Michael Spranger

A key feature of intelligence in humans is that we are able to accomplish and learn wide ranging behaviors and tasks -- from moving in the world to mathematics and science. Until we have machines that are as versatile, open-ended learners as humans, we have not understood fundamental aspects of human nature. In my research, I am trying to solving the elementary puzzles that surround open-ended, incremental learning and adaptation.
One of my focus areas is language. How is language acquired by learners and how does it change on short and long timescales? I explore issues like these using autonomous robots that develop and evolve aspects of human language. My work leads to artificial systems remarkably flexible and resilient to noise, while at the same time able to achieve complex tasks. Results of this research are applied in artificial assistants, Biomedical Natural Language Processing and gaming. I also build robot sculptures and installations to start a discussion on scientific and societal issues raised by recent developments in Artificial Intelligence.

[Keywords]
Artificial Intelligence / Machine Learning / Developmental Robotics / Computational Linguistics / Agent-based Models of the Emergence of Symbol Systems / Neural-Symbolic Systems / Reinforcement Learning

Activities

More

Worlds

More

Selected Publications

Spranger, M. (2012). Potential stages in the cultural evolution of spatial language. In Scott-Phillips, T. C., Tamariz, M., Cartmill, E. A., and Hurford, J., editors, The Evolution of Language: Proceedings of the 9th International Conference (EVOLANG9).

Spranger, M., Pauw, S., Loetzsch, M., and Steels, L. (2012). Open-ended Procedural Semantics. In Steels, L. and Hild, M., editors, Language Grounding in Robots, pages 153-172. Springer.

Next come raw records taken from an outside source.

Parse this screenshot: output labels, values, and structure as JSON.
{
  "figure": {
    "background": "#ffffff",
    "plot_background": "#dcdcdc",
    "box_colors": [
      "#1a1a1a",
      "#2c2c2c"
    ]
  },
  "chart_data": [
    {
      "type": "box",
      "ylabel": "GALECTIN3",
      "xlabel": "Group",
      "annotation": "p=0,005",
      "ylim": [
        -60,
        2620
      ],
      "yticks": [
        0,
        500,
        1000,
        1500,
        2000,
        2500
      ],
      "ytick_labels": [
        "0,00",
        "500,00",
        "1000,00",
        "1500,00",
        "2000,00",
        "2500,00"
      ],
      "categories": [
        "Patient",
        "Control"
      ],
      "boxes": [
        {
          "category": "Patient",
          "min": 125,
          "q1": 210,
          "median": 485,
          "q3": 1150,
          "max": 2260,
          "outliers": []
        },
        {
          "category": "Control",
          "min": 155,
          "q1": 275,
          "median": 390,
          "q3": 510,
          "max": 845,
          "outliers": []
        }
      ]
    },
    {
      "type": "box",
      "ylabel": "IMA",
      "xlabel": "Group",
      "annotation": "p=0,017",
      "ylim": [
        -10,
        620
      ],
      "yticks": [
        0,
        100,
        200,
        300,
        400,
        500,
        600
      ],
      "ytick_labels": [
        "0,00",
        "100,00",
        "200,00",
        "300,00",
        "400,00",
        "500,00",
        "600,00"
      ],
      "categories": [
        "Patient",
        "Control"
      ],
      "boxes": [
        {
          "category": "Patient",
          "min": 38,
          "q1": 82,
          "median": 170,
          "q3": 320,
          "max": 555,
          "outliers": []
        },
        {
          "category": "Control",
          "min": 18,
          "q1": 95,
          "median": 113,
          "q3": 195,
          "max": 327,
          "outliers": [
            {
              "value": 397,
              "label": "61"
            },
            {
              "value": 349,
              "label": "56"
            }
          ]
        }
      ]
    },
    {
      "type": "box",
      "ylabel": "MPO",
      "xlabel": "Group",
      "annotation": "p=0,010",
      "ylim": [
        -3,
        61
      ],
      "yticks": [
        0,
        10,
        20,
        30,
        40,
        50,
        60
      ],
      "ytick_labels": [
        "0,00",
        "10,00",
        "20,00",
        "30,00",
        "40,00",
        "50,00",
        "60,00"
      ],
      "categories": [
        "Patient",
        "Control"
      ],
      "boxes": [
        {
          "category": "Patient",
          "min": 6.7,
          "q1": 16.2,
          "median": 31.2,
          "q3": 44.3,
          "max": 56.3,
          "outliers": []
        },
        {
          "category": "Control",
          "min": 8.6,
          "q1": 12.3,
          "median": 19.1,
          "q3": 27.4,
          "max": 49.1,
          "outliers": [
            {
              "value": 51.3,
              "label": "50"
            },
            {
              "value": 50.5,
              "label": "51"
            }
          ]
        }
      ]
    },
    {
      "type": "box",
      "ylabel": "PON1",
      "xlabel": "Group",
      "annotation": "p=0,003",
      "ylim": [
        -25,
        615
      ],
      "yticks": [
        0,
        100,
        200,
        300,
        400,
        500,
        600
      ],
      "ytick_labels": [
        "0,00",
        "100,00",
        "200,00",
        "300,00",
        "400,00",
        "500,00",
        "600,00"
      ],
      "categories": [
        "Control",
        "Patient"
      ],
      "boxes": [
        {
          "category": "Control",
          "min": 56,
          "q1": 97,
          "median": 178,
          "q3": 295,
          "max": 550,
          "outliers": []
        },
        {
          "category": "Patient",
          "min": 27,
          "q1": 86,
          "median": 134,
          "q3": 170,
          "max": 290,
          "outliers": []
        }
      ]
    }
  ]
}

Steels, L. and Spranger, M. (2008). The robot in the mirror. Connection Science, 20(4):337-358.

Profile

Michael Spranger received his Diploma from the Humboldt-Universität zu Berlin (Germany) in 2008 and a PhD from the Vrije Universiteit in Brussels (Belgium) in 2011 (both in Computer Science). For his PhD, Michael was a researcher at Sony CSL Paris. His PhD was honorably mentioned in 2011 among the best AI dissertations that year by the European Coordinating Committee for Artificial Intelligence. He then worked in the R&D department of Sony corporation in Tokyo (Japan) for 2 years. Currently, he is a researcher at Sony Computer Science Laboratories Inc. Michael is a roboticist by training with extensive experience in research on and construction of autonomous systems including research on robot perception, world modeling and behavior control. After his diploma he fell in love with the study of language and has since worked on models and theories of language processing, development and evolution for various language domains including action language, posture verbs, tense and aspect, determination and spatial language. Michael is a pioneer in the fields of computational construction grammar and computational cognitive semantics and a main developer of some of the most advanced computational formalisms in these fields - Fluid Construction Grammar and Incremental Recruitment Language.